If we are going to have a portable, architecture-independent binary format along the lines of LLVM, we would probably want the dynamic linker to be a portable binary too.

Architecture-specific dynamic relocation code would normally be chosen at compile time, for example:

switch(r_type) {
#if defined(__i386__)
  case R_386_JMP_SLOT: ...
  case R_386_GLOB_DAT: ...
  ...
#elif defined(__x86_64__)
  case R_X86_64_JUMP_SLOT: ...
  case R_X86_64_GLOB_DAT: ...
  ...
#endif
}

(Or the code can be split into arch-specific files.)

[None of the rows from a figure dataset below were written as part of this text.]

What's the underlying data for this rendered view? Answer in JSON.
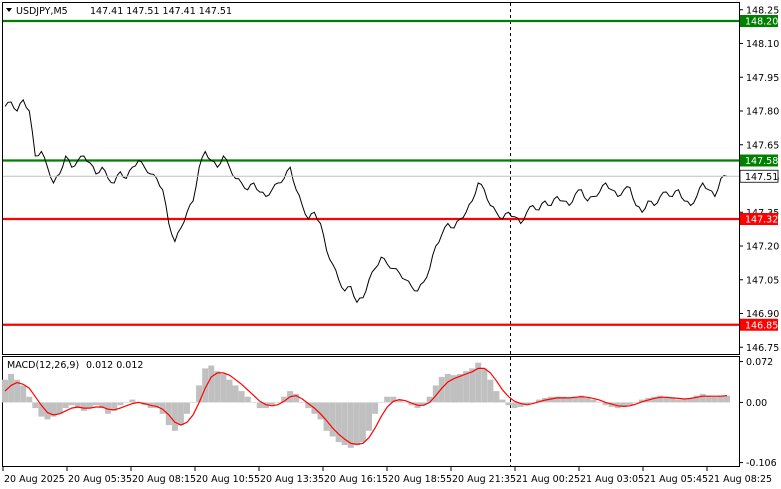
{
  "header": {
    "symbol_info": "USDJPY,M5",
    "ohlc": "147.41 147.51 147.41 147.51"
  },
  "macd": {
    "label": "MACD(12,26,9)",
    "values": "0.012 0.012"
  },
  "colors": {
    "price_line": "#000000",
    "resistance": "#008000",
    "support": "#ff0000",
    "macd_hist": "#c0c0c0",
    "signal": "#ff0000",
    "grid_separator": "#808080"
  },
  "chart_data": [
    {
      "type": "line",
      "title": "USDJPY,M5",
      "ylim": [
        146.72,
        148.28
      ],
      "y_ticks": [
        "148.25",
        "148.10",
        "147.95",
        "147.80",
        "147.65",
        "147.50",
        "147.35",
        "147.20",
        "147.05",
        "146.90",
        "146.75"
      ],
      "x_ticks": [
        "20 Aug 2025",
        "20 Aug 05:35",
        "20 Aug 08:15",
        "20 Aug 10:55",
        "20 Aug 13:35",
        "20 Aug 16:15",
        "20 Aug 18:55",
        "20 Aug 21:35",
        "21 Aug 00:25",
        "21 Aug 03:05",
        "21 Aug 05:45",
        "21 Aug 08:25"
      ],
      "series": [
        {
          "values": [
            147.82,
            147.84,
            147.8,
            147.85,
            147.8,
            147.6,
            147.62,
            147.55,
            147.48,
            147.52,
            147.6,
            147.55,
            147.58,
            147.6,
            147.57,
            147.52,
            147.55,
            147.5,
            147.48,
            147.53,
            147.5,
            147.55,
            147.58,
            147.55,
            147.52,
            147.5,
            147.45,
            147.3,
            147.22,
            147.28,
            147.35,
            147.4,
            147.55,
            147.62,
            147.58,
            147.55,
            147.6,
            147.55,
            147.5,
            147.48,
            147.45,
            147.48,
            147.44,
            147.42,
            147.45,
            147.48,
            147.5,
            147.55,
            147.45,
            147.38,
            147.32,
            147.35,
            147.3,
            147.18,
            147.12,
            147.05,
            147.0,
            147.02,
            146.95,
            146.97,
            147.05,
            147.1,
            147.15,
            147.12,
            147.1,
            147.08,
            147.05,
            147.02,
            147.0,
            147.04,
            147.1,
            147.2,
            147.25,
            147.3,
            147.28,
            147.32,
            147.35,
            147.4,
            147.48,
            147.45,
            147.38,
            147.35,
            147.32,
            147.35,
            147.33,
            147.3,
            147.35,
            147.38,
            147.36,
            147.4,
            147.38,
            147.42,
            147.4,
            147.38,
            147.43,
            147.45,
            147.4,
            147.42,
            147.44,
            147.48,
            147.45,
            147.42,
            147.45,
            147.46,
            147.38,
            147.35,
            147.4,
            147.38,
            147.42,
            147.44,
            147.42,
            147.45,
            147.4,
            147.38,
            147.42,
            147.48,
            147.45,
            147.42,
            147.5,
            147.51
          ],
          "highlights": [
            147.3,
            147.55,
            147.22,
            147.66,
            147.52,
            147.32,
            146.95,
            147.02,
            147.5,
            147.28,
            147.46,
            147.51
          ]
        }
      ],
      "levels": [
        {
          "label": "148.20",
          "value": 148.2,
          "color": "#008000"
        },
        {
          "label": "147.58",
          "value": 147.58,
          "color": "#008000"
        },
        {
          "label": "147.32",
          "value": 147.32,
          "color": "#ff0000"
        },
        {
          "label": "146.85",
          "value": 146.85,
          "color": "#ff0000"
        }
      ],
      "current_price_label": "147.51",
      "current_price": 147.51
    },
    {
      "type": "bar",
      "title": "MACD(12,26,9)",
      "ylim": [
        -0.112,
        0.08
      ],
      "y_ticks": [
        "0.072",
        "0.00",
        "-0.106"
      ],
      "series": [
        {
          "name": "histogram",
          "values": [
            0.04,
            0.05,
            0.04,
            0.03,
            0.01,
            -0.01,
            -0.025,
            -0.03,
            -0.025,
            -0.02,
            -0.01,
            -0.005,
            -0.01,
            -0.015,
            -0.01,
            -0.005,
            -0.01,
            -0.02,
            -0.015,
            -0.005,
            0.0,
            0.005,
            0.0,
            -0.005,
            -0.01,
            -0.01,
            -0.02,
            -0.04,
            -0.05,
            -0.04,
            -0.02,
            0.0,
            0.03,
            0.06,
            0.065,
            0.055,
            0.05,
            0.04,
            0.03,
            0.02,
            0.01,
            0.0,
            -0.01,
            -0.01,
            -0.005,
            0.0,
            0.01,
            0.02,
            0.015,
            0.0,
            -0.01,
            -0.02,
            -0.03,
            -0.05,
            -0.06,
            -0.07,
            -0.075,
            -0.08,
            -0.075,
            -0.07,
            -0.05,
            -0.02,
            0.0,
            0.01,
            0.01,
            0.005,
            0.0,
            -0.005,
            -0.01,
            -0.005,
            0.01,
            0.03,
            0.045,
            0.05,
            0.048,
            0.05,
            0.055,
            0.06,
            0.07,
            0.06,
            0.04,
            0.02,
            0.005,
            -0.005,
            -0.01,
            -0.008,
            -0.005,
            0.0,
            0.005,
            0.008,
            0.01,
            0.01,
            0.01,
            0.008,
            0.01,
            0.012,
            0.008,
            0.005,
            0.0,
            -0.005,
            -0.008,
            -0.01,
            -0.008,
            -0.005,
            0.0,
            0.005,
            0.008,
            0.01,
            0.012,
            0.01,
            0.008,
            0.005,
            0.005,
            0.008,
            0.012,
            0.015,
            0.012,
            0.01,
            0.012,
            0.012
          ]
        },
        {
          "name": "signal",
          "values": [
            0.02,
            0.03,
            0.035,
            0.032,
            0.025,
            0.01,
            -0.005,
            -0.018,
            -0.022,
            -0.02,
            -0.015,
            -0.01,
            -0.008,
            -0.01,
            -0.01,
            -0.008,
            -0.008,
            -0.012,
            -0.013,
            -0.01,
            -0.006,
            -0.002,
            0.0,
            -0.002,
            -0.005,
            -0.007,
            -0.012,
            -0.022,
            -0.035,
            -0.04,
            -0.035,
            -0.022,
            0.0,
            0.025,
            0.045,
            0.052,
            0.052,
            0.048,
            0.04,
            0.032,
            0.022,
            0.012,
            0.002,
            -0.004,
            -0.006,
            -0.004,
            0.002,
            0.01,
            0.012,
            0.006,
            -0.002,
            -0.01,
            -0.02,
            -0.032,
            -0.045,
            -0.056,
            -0.065,
            -0.072,
            -0.074,
            -0.072,
            -0.062,
            -0.045,
            -0.025,
            -0.008,
            0.002,
            0.005,
            0.003,
            -0.001,
            -0.005,
            -0.005,
            0.0,
            0.012,
            0.025,
            0.036,
            0.042,
            0.046,
            0.05,
            0.054,
            0.06,
            0.06,
            0.052,
            0.038,
            0.022,
            0.01,
            0.002,
            -0.002,
            -0.004,
            -0.002,
            0.001,
            0.004,
            0.006,
            0.008,
            0.008,
            0.008,
            0.009,
            0.01,
            0.009,
            0.007,
            0.004,
            0.0,
            -0.003,
            -0.006,
            -0.007,
            -0.006,
            -0.003,
            0.001,
            0.004,
            0.007,
            0.009,
            0.009,
            0.008,
            0.007,
            0.006,
            0.007,
            0.009,
            0.011,
            0.011,
            0.011,
            0.011,
            0.012
          ]
        }
      ]
    }
  ]
}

Instead, we can compile code that handles all known architectures:

switch(get_machine_type()) {
  case EM_386:
    switch(r_type) {
      case R_386_JMP_SLOT: ...
      case R_386_GLOB_DAT: ...
      ...
    }
    break;
  case EM_X86_64:
    switch(r_type) {
      case R_X86_64_JUMP_SLOT: ...
      case R_X86_64_GLOB_DAT: ...
      ...
    }
    break;
}

get_machine_type() can be a function which returns a constant at runtime, in which case we will link code that will never be run. Alternatively, get_machine_type() could be a compiler/linker intrinsic. The linker and/or code generator would perform an optimisation to drop all but the code path for the targeted architecture.

In terms of programming language design, this is a more principled approach than using a preprocessor for conditional compilation. It has the advantage that the compiler type checks all variants of the code. In contrast, using preprocessor conditionals can produce a combinatorial explosion of compile configurations which are hard to test; it is easy to make changes that fail to build on some configurations.

All the targeted architectures will use ILP32 with the same struct layout, so we can use ELFCLASS32 for all binaries, even on x86-64.

Caveat

Suppose someone ports NaCl to PowerPC. This is not very useful to PowerPC users if existing web apps' copies of ld.so are portable binaries but these predate the addition of PowerPC support. ld.so would need to support relocations for PowerPC (R_PPC_*).

There could be a mechanism for the browser/NaCl to supply overrides. NaCl would provide a copy of ld.so for the local architecture. The web app would voluntarily use this instead of its own copy (assuming glibc versions match up).